Mecca, who was a lead player in California’s resistance, found Primus’ response less than satisfactory.
“It is disappointing to us that the concerns of the state where, depending on the metric, 10 to 15 percent of all kids in the foster care system live, were never really meaningfully engaged, or that they took seriously the concerns that we had,” Mecca said. “It is shocking and disappointing.”
With McCann in Ryan’s office and DeCesaro in the Human Resources Subcommittee finding the offsets, and Pelosi’s Primus fending off the California revolt, Family First made it into the House spending bill, and then stuck in the Senate version.
On Feb. 7, Martin and Berntsen of Senate Finance sent out an email to about 20 child welfare advocates alerting them that Family First was on the move once again.
“I know you all have been waiting with anxiety and thank you to everyone who helped rally over here,” Martin and Berntsen wrote. “Given we’ve grown accustomed to last minute disappointments, it’s no time to rest and we’re working hard to make sure it gets signed into law this time.”
Moments Like These
Two days later, early in the morning of Feb. 9, President Trump signed the spending bill and, likely unwittingly, changed foster care forever.
Statements emailed to The Chronicle on behalf of Sens. Hatch and Wyden, the bill’s two principal architects, reflect their feeling of accomplishment.
“I am thrilled that we were able to get the Family First Prevention Services Act across the finish line, especially after years of dedication and hard work from both sides of the aisle and from hundreds of organizations across the country,” Hatch said.
Wyden pointed out how bipartisan the effort was, and made sure to note the role of foster youth.

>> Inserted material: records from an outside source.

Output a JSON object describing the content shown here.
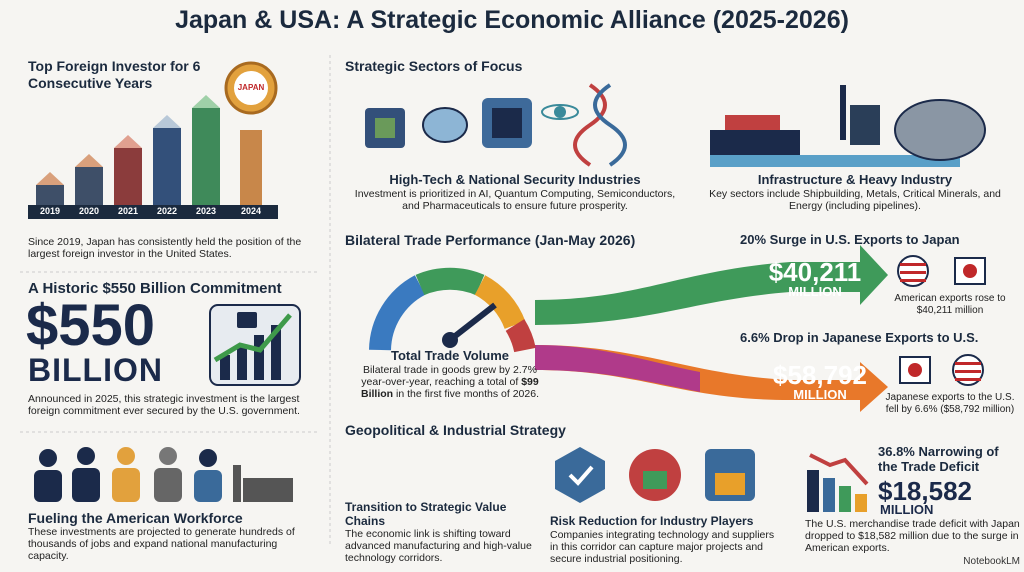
{
  "title": "Japan & USA: A Strategic Economic Alliance (2025-2026)",
  "investor": {
    "heading": "Top Foreign Investor for 6 Consecutive Years",
    "badge": "JAPAN",
    "years": [
      "2019",
      "2020",
      "2021",
      "2022",
      "2023",
      "2024"
    ],
    "body": "Since 2019, Japan has consistently held the position of the largest foreign investor in the United States."
  },
  "commitment": {
    "heading": "A Historic $550 Billion Commitment",
    "amount": "$550",
    "unit": "BILLION",
    "body": "Announced in 2025, this strategic investment is the largest foreign commitment ever secured by the U.S. government."
  },
  "workforce": {
    "heading": "Fueling the American Workforce",
    "body": "These investments are projected to generate hundreds of thousands of jobs and expand national manufacturing capacity."
  },
  "sectors": {
    "heading": "Strategic Sectors of Focus",
    "items": [
      {
        "title": "High-Tech & National Security Industries",
        "body": "Investment is prioritized in AI, Quantum Computing, Semiconductors, and Pharmaceuticals to ensure future prosperity."
      },
      {
        "title": "Infrastructure & Heavy Industry",
        "body": "Key sectors include Shipbuilding, Metals, Critical Minerals, and Energy (including pipelines)."
      }
    ]
  },
  "trade": {
    "heading": "Bilateral Trade Performance (Jan-May 2026)",
    "gauge_title": "Total Trade Volume",
    "body_pre": "Bilateral trade in goods grew by 2.7% year-over-year, reaching a total of",
    "body_bold": "$99 Billion",
    "body_post": "in the first five months of 2026."
  },
  "us_exports": {
    "heading": "20% Surge in U.S. Exports to Japan",
    "amount": "$40,211",
    "unit": "MILLION",
    "caption": "American exports rose to $40,211 million"
  },
  "jp_exports": {
    "heading": "6.6% Drop in Japanese Exports to U.S.",
    "amount": "$58,792",
    "unit": "MILLION",
    "caption": "Japanese exports to the U.S. fell by 6.6% ($58,792 million)"
  },
  "strategy": {
    "heading": "Geopolitical & Industrial Strategy",
    "items": [
      {
        "title": "Transition to Strategic Value Chains",
        "body": "The economic link is shifting toward advanced manufacturing and high-value technology corridors."
      },
      {
        "title": "Risk Reduction for Industry Players",
        "body": "Companies integrating technology and suppliers in this corridor can capture major projects and secure industrial positioning."
      }
    ]
  },
  "deficit": {
    "heading": "36.8% Narrowing of the Trade Deficit",
    "amount": "$18,582",
    "unit": "MILLION",
    "body": "The U.S. merchandise trade deficit with Japan dropped to $18,582 million due to the surge in American exports."
  },
  "footer": "NotebookLM"
}
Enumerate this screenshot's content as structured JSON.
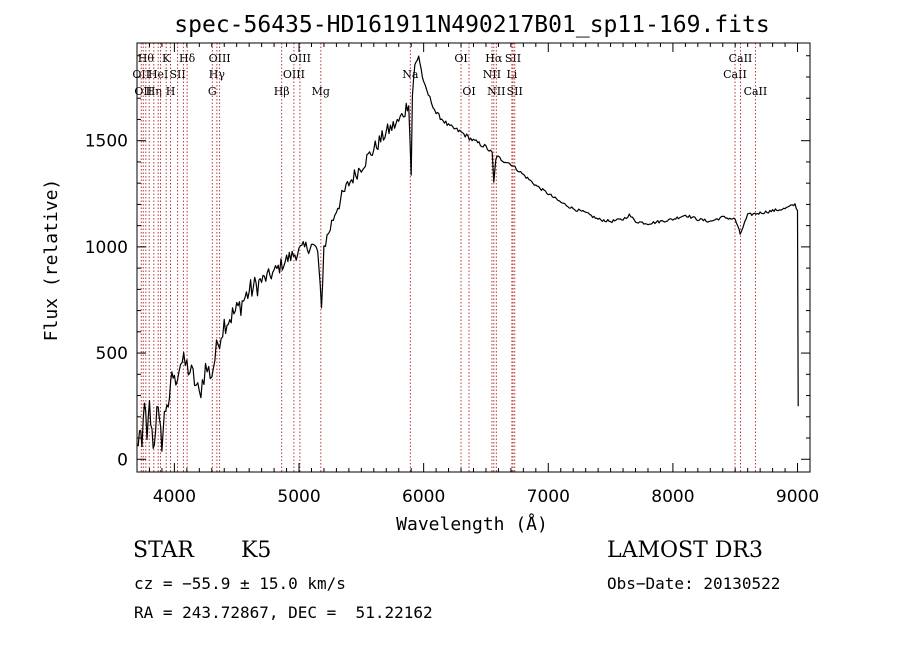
{
  "chart_data": {
    "type": "line",
    "title": "spec-56435-HD161911N490217B01_sp11-169.fits",
    "xlabel": "Wavelength (Å)",
    "ylabel": "Flux (relative)",
    "xlim": [
      3700,
      9100
    ],
    "ylim": [
      -60,
      1960
    ],
    "xticks": [
      4000,
      5000,
      6000,
      7000,
      8000,
      9000
    ],
    "yticks": [
      0,
      500,
      1000,
      1500
    ],
    "grid": false,
    "legend": "none",
    "series": [
      {
        "name": "spectrum",
        "x": [
          3700,
          3720,
          3740,
          3760,
          3780,
          3800,
          3820,
          3840,
          3860,
          3880,
          3900,
          3920,
          3940,
          3960,
          3980,
          4000,
          4050,
          4100,
          4150,
          4200,
          4250,
          4300,
          4350,
          4400,
          4500,
          4600,
          4700,
          4800,
          4900,
          5000,
          5100,
          5150,
          5180,
          5190,
          5200,
          5250,
          5300,
          5400,
          5500,
          5600,
          5700,
          5800,
          5850,
          5880,
          5900,
          5910,
          5930,
          5960,
          6000,
          6050,
          6100,
          6200,
          6300,
          6400,
          6500,
          6550,
          6563,
          6580,
          6600,
          6700,
          6800,
          6900,
          7000,
          7100,
          7200,
          7300,
          7400,
          7500,
          7600,
          7650,
          7700,
          7800,
          7900,
          8000,
          8100,
          8200,
          8300,
          8400,
          8500,
          8540,
          8600,
          8700,
          8800,
          8900,
          8980,
          9000,
          9005
        ],
        "y": [
          50,
          120,
          40,
          300,
          70,
          250,
          110,
          60,
          280,
          150,
          80,
          200,
          280,
          240,
          420,
          360,
          460,
          440,
          390,
          300,
          430,
          400,
          550,
          640,
          700,
          790,
          840,
          880,
          940,
          980,
          1010,
          980,
          700,
          860,
          1000,
          1090,
          1180,
          1300,
          1380,
          1460,
          1540,
          1590,
          1640,
          1690,
          1340,
          1720,
          1850,
          1900,
          1770,
          1700,
          1630,
          1570,
          1540,
          1500,
          1470,
          1440,
          1300,
          1420,
          1420,
          1390,
          1340,
          1290,
          1250,
          1210,
          1180,
          1160,
          1130,
          1120,
          1130,
          1150,
          1120,
          1110,
          1120,
          1130,
          1150,
          1130,
          1120,
          1140,
          1130,
          1060,
          1150,
          1160,
          1170,
          1180,
          1200,
          1170,
          250
        ]
      }
    ],
    "lines": [
      {
        "w": 3734,
        "label": "OII",
        "row": 2
      },
      {
        "w": 3750,
        "label": "OII",
        "row": 3
      },
      {
        "w": 3771,
        "label": "Hθ",
        "row": 1
      },
      {
        "w": 3798,
        "label": "",
        "row": 0
      },
      {
        "w": 3835,
        "label": "Hη",
        "row": 3
      },
      {
        "w": 3870,
        "label": "HeI",
        "row": 2
      },
      {
        "w": 3889,
        "label": "",
        "row": 0
      },
      {
        "w": 3934,
        "label": "K",
        "row": 1
      },
      {
        "w": 3969,
        "label": "H",
        "row": 3
      },
      {
        "w": 4026,
        "label": "SII",
        "row": 2
      },
      {
        "w": 4072,
        "label": "",
        "row": 0
      },
      {
        "w": 4102,
        "label": "Hδ",
        "row": 1
      },
      {
        "w": 4304,
        "label": "G",
        "row": 3
      },
      {
        "w": 4341,
        "label": "Hγ",
        "row": 2
      },
      {
        "w": 4363,
        "label": "OIII",
        "row": 1
      },
      {
        "w": 4861,
        "label": "Hβ",
        "row": 3
      },
      {
        "w": 4959,
        "label": "OIII",
        "row": 2
      },
      {
        "w": 5007,
        "label": "OIII",
        "row": 1
      },
      {
        "w": 5175,
        "label": "Mg",
        "row": 3
      },
      {
        "w": 5893,
        "label": "Na",
        "row": 2
      },
      {
        "w": 6300,
        "label": "OI",
        "row": 1
      },
      {
        "w": 6364,
        "label": "OI",
        "row": 3
      },
      {
        "w": 6548,
        "label": "NII",
        "row": 2
      },
      {
        "w": 6563,
        "label": "Hα",
        "row": 1
      },
      {
        "w": 6583,
        "label": "NII",
        "row": 3
      },
      {
        "w": 6708,
        "label": "Li",
        "row": 2
      },
      {
        "w": 6717,
        "label": "SII",
        "row": 1
      },
      {
        "w": 6731,
        "label": "SII",
        "row": 3
      },
      {
        "w": 8498,
        "label": "CaII",
        "row": 2
      },
      {
        "w": 8542,
        "label": "CaII",
        "row": 1
      },
      {
        "w": 8662,
        "label": "CaII",
        "row": 3
      }
    ]
  },
  "info": {
    "object_class": "STAR",
    "subclass": "K5",
    "survey": "LAMOST DR3",
    "cz": "cz = −55.9 ± 15.0 km/s",
    "obs_date": "Obs−Date: 20130522",
    "coords": "RA = 243.72867, DEC =  51.22162"
  }
}
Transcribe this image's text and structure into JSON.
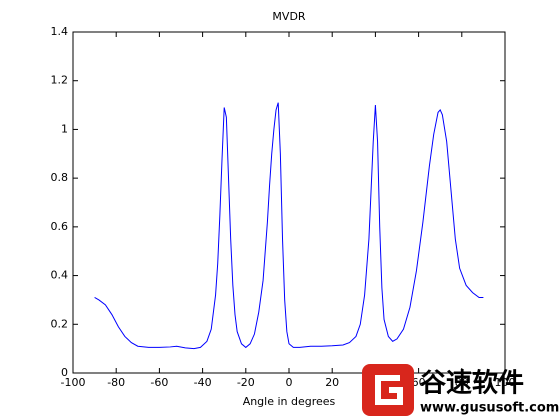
{
  "chart_data": {
    "type": "line",
    "title": "MVDR",
    "xlabel": "Angle in degrees",
    "x": [
      -90,
      -88,
      -85,
      -82,
      -79,
      -76,
      -73,
      -70,
      -65,
      -60,
      -55,
      -52,
      -48,
      -44,
      -41,
      -38,
      -36,
      -34,
      -33,
      -32,
      -31,
      -30,
      -29,
      -28,
      -27,
      -26,
      -25,
      -24,
      -22,
      -20,
      -18,
      -16,
      -14,
      -12,
      -11,
      -10,
      -9,
      -8,
      -7,
      -6,
      -5,
      -4,
      -3,
      -2,
      -1,
      0,
      2,
      5,
      10,
      15,
      20,
      25,
      28,
      31,
      33,
      35,
      37,
      38,
      39,
      40,
      41,
      42,
      43,
      44,
      46,
      48,
      50,
      53,
      56,
      59,
      62,
      65,
      67,
      69,
      70,
      71,
      73,
      75,
      77,
      79,
      82,
      85,
      88,
      90
    ],
    "series": [
      {
        "color": "#0000ff",
        "values": [
          0.31,
          0.3,
          0.28,
          0.24,
          0.19,
          0.15,
          0.125,
          0.11,
          0.105,
          0.105,
          0.107,
          0.11,
          0.103,
          0.1,
          0.105,
          0.13,
          0.18,
          0.32,
          0.45,
          0.65,
          0.88,
          1.09,
          1.05,
          0.8,
          0.55,
          0.36,
          0.24,
          0.17,
          0.12,
          0.105,
          0.12,
          0.16,
          0.25,
          0.38,
          0.5,
          0.62,
          0.77,
          0.9,
          1.0,
          1.08,
          1.11,
          0.9,
          0.55,
          0.3,
          0.17,
          0.12,
          0.105,
          0.105,
          0.11,
          0.11,
          0.112,
          0.115,
          0.125,
          0.15,
          0.2,
          0.32,
          0.55,
          0.75,
          0.95,
          1.1,
          0.95,
          0.6,
          0.35,
          0.22,
          0.15,
          0.13,
          0.14,
          0.18,
          0.27,
          0.42,
          0.62,
          0.85,
          0.98,
          1.07,
          1.08,
          1.06,
          0.95,
          0.75,
          0.55,
          0.43,
          0.36,
          0.33,
          0.31,
          0.31
        ]
      }
    ],
    "xlim": [
      -100,
      100
    ],
    "xticks": [
      -100,
      -80,
      -60,
      -40,
      -20,
      0,
      20,
      40,
      60,
      80,
      100
    ],
    "ylim": [
      0,
      1.4
    ],
    "yticks": [
      0,
      0.2,
      0.4,
      0.6,
      0.8,
      1,
      1.2,
      1.4
    ]
  },
  "watermark": {
    "name": "谷速软件",
    "url": "www.gususoft.com"
  }
}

“I’m exceedingly grateful for the tireless support from so many former foster youth and other advocates who fought for these changes, and appreciative of my colleagues for working side-by-side for over two years to help give vulnerable children what they deserve – the best chance at growing up in a safe and loving home,” Wyden said.
A few hours after Family First had been signed into law, Becky Shipp was sitting in the Metro on her way to her new job at the Sheridan Group, a policy and advocacy consulting firm.
“I felt this flood of joy that this could happen,” Shipp said. “I turned off the phone and sat there and savored this moment because these don’t come along that often.”
John Kelly, editor-in-chief of The Chronicle of Social Change, contributed to this story.